In unserer Familie gab es niemanden, der eine bestimmte Ethnie einer anderen vorgezogen hätte. Dasselbe galt auch für die Religionen. Es gab keine Vorlieben, kein Beharren auf einer bestimmten Idee. Einen Ehrenplatz in unserem Haus hatten drei Bücher: die Tora, die Bibel und der Koran, als Zeichen des Respekts gegenüber unseren Ahnen, die jeweils unterschiedliche Religionen ausübten.

Was die Verschlechterung der Beziehungen zwischen den beiden Ethnien betrifft, so kann ich sagen, dass mir etwas Derartiges bis zum Ausbruch des Ersten Tschetschenien-Krieges unbekannt war. Die Menschen lebten

miteinander, feierten ihre Feste zusammen, teilten die Freuden und das Leid.

Warum existiert dann heute diese gegenseitige Abneigung zwischen Russen und Tschetschenen?

Der erste der Kriege war noch von einem Funken Menschlichkeit durchzogen. Die russischen Soldaten und die Aufständischen, die die Stadt verteidigten, tauschten oft Gefangene aus, halfen einander, waren freundlich zueinander.
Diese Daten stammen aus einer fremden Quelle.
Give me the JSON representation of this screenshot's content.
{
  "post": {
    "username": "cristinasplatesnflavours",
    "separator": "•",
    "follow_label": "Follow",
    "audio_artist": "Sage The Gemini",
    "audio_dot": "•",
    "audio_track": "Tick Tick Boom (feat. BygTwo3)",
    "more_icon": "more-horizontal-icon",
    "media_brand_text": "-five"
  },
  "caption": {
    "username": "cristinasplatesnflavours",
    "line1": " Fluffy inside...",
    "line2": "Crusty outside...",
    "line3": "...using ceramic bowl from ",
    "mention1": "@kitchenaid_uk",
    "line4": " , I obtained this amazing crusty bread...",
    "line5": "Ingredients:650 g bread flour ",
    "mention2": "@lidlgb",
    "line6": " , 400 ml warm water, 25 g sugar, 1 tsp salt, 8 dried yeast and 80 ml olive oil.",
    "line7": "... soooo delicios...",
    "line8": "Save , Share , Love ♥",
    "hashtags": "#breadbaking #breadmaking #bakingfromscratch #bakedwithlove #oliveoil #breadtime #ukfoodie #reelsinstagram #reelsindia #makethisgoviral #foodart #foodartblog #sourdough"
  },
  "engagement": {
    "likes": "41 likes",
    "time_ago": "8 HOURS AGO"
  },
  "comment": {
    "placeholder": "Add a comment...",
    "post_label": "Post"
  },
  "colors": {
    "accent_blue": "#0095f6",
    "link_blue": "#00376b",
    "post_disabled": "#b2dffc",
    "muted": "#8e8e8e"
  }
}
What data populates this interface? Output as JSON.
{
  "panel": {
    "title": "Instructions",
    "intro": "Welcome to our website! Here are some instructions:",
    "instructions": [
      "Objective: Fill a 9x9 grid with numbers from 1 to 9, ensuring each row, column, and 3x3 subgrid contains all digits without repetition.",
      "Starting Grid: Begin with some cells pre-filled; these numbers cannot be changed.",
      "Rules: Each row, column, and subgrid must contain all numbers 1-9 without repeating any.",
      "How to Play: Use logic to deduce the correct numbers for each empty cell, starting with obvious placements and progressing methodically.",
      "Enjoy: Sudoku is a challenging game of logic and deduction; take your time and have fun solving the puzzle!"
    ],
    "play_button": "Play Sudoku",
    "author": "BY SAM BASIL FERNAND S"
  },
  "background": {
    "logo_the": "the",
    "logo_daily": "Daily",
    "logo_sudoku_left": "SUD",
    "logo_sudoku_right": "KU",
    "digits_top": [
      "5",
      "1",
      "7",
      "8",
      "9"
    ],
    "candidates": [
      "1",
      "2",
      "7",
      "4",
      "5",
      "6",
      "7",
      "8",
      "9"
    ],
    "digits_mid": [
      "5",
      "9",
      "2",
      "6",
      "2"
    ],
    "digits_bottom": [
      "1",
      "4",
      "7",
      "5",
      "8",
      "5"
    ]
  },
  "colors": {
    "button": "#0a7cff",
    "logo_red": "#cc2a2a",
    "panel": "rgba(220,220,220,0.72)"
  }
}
Während der Kämpfe warfen sie einander Zigaretten und Schokoladentafeln zu und banden sogar Steine daran, damit sie weiter flogen. Die Kommandeure schimpften vergeblich – die meisten wollten keinen Krieg führen.

Doch langsam begannen beide Völker, als sie immer tiefer in den Sog des Krieges gerieten, ihr menschliches Antlitz zu verlieren. Die Verluste auf beiden Seiten mehrten sich. Kinder verloren ihre Eltern, jemand verlor einen Sohn im Krieg, der Bruder eines anderen starb und schon zog auch der jüngere Bruder in den Krieg ...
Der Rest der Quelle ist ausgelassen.